Tips: Wear proper walking shoes or trainers and bring plenty of water (at least one bottle per person) and energy bar snacks. Bring your swimsuit if you fancy a splash in one of the waterfalls and a change of clothes if you are travelling in the rainy season. A guide is recommended as the path is not well marked and forks in places.
2. Gaital National Park
After our epic climb up the Sleeping Indian we didn’t attempt this hike but we were told that the walks here in the cloud forests are beautiful. There are two ways to climb to the top of Cerro Gaital, a mountain peak within the national park from where you can see both the Pacific and Atlantic Oceans. If you don’t feel like hiking right to the top you can stop at Caracoral mount, which is half-way to the summit.

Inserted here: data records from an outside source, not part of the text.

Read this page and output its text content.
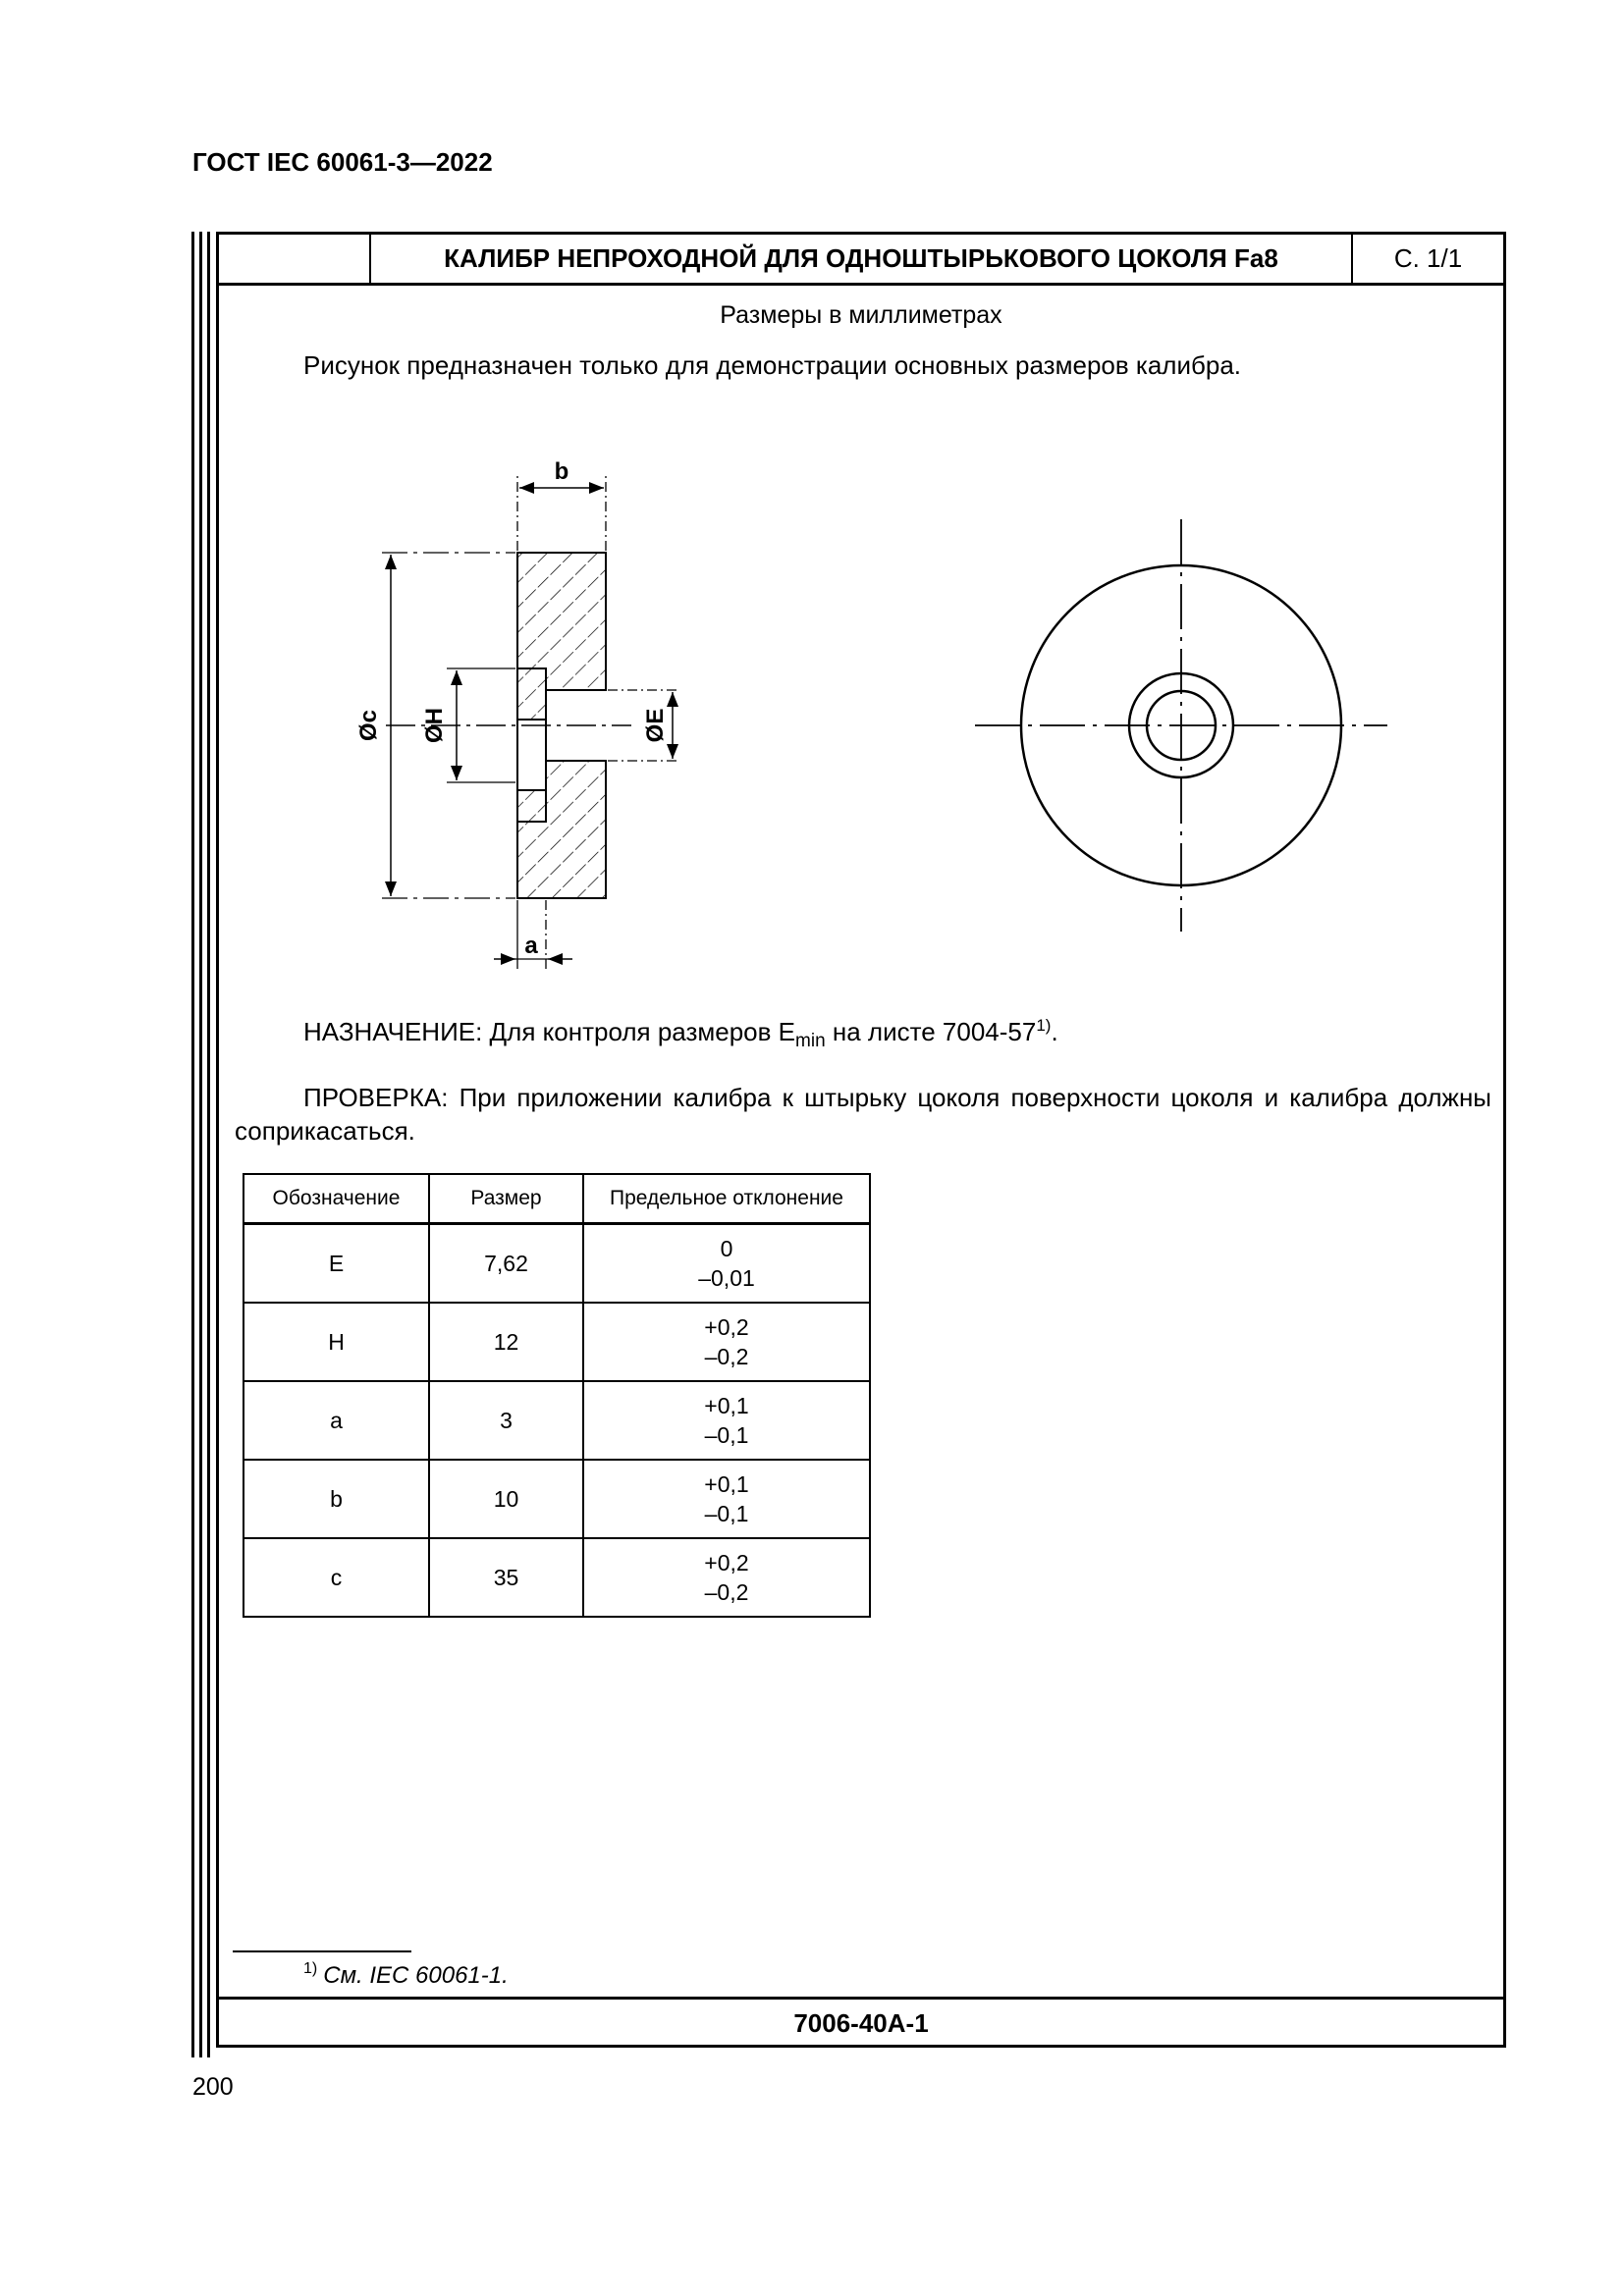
ГОСТ IEC 60061-3—2022
КАЛИБР НЕПРОХОДНОЙ ДЛЯ ОДНОШТЫРЬКОВОГО ЦОКОЛЯ Fa8	С. 1/1
Размеры в миллиметрах
Рисунок предназначен только для демонстрации основных размеров калибра.
b
Øc ØH	ØE
a
НАЗНАЧЕНИЕ: Для контроля размеров $E_{min}$ на листе 7004-57$^{1)}$.
ПРОВЕРКА: При приложении калибра к штырьку цоколя поверхности цоколя и калибра должны соприкасаться.
Обозначение	Размер	Предельное отклонение
E	7,62	0
–0,01

H	12	+0,2
–0,2

a	3	+0,1
–0,1

b	10	+0,1
–0,1

c	35	+0,2
–0,2
$^{1)}$ См. IEC 60061-1.
7006-40A-1
200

The entrance to this park is near Casa Lourdes and Los Mandarinos Hotel and the round-trip hike takes two to three hours, although many people bring a picnic lunch to enjoy at the top making the walk more of a half-day affair.
Time: Roundtrip 2 – 3 hours.
Rating: Challenging; the cloud forest means that the paths can be wet, slippery and muddy.
Tips: Wear proper walking shoes or trainers and bring plenty of water (at least one bottle per person) and snacks or a picnic lunch to enjoy at the top. A guide is essential, ask in either Los Mandarinos or Casa Lourdes for guide recommendation.
3. El Chorro Macho
This is a really fun walk to do with kids, particularly younger ones. The well-marked trail is a great mini-adventure with streams, stepping stones and the kind of suspension bridges usually found in an Indiana Jones movie. We enjoyed a gentle hour-long stroll along the path, stopping to play in the rivers along the way. There’s a natural pool perfect for swimming so remember to bring your swim gear! If you’d rather fly through this rainforest instead, you can take the Canopy Adventure zip-lining tour.
Time: An hour or less.
Rating: Easy to moderate.
Tips: Bring your swimsuit!
4. The Square Trees Walk (Los Arboles Cuadrados)
El Valle de Anton is the only place in the world where you’ll see square trees – yes, really! Growing in a valley created from the ashes of a giant volcano, this group of cottonwood trees really do have square trunks, even their “rings” are square! Researchers from the University of Florida took saplings of these trees to see if they would retain their unique shape in a different location, only to conclude that the trees are shaped by their local environment.
The jungle path follows a lively mountain river for about 20 minutes before reaching a small opening, home to the square trees. To avoid disappointment, it helps to keep an open mind! These trees may not have the edges of a skyscraper but they certainly aren’t round either. In any case, my children loved the walk, so much so that they asked us to do it again the following morning.
Tips: Keep an eye out for the giant Blue Morpho Butterflies and if you’re really, really lucky you might even spot an endangered brightly-coloured Golden Frog that is native to this area. If you do, you may wish to alert The Smithsonian Research Centre!
5. Pushchair Walks
There are plenty of quiet back roads leading off the main street to push a stroller along or to give toddling legs a little stretch. We liked exploring the area near the Thermal Hot Springs at the far end of the village where you also get a good view of The Sleeping Indian.
Time: As long as you like!
Tips: Why not combine a walk with a visit to The Butterfly Haven, and enjoy a delicious fruit smoothie in the Lion’s Rose (adjacent to the Butterfly house).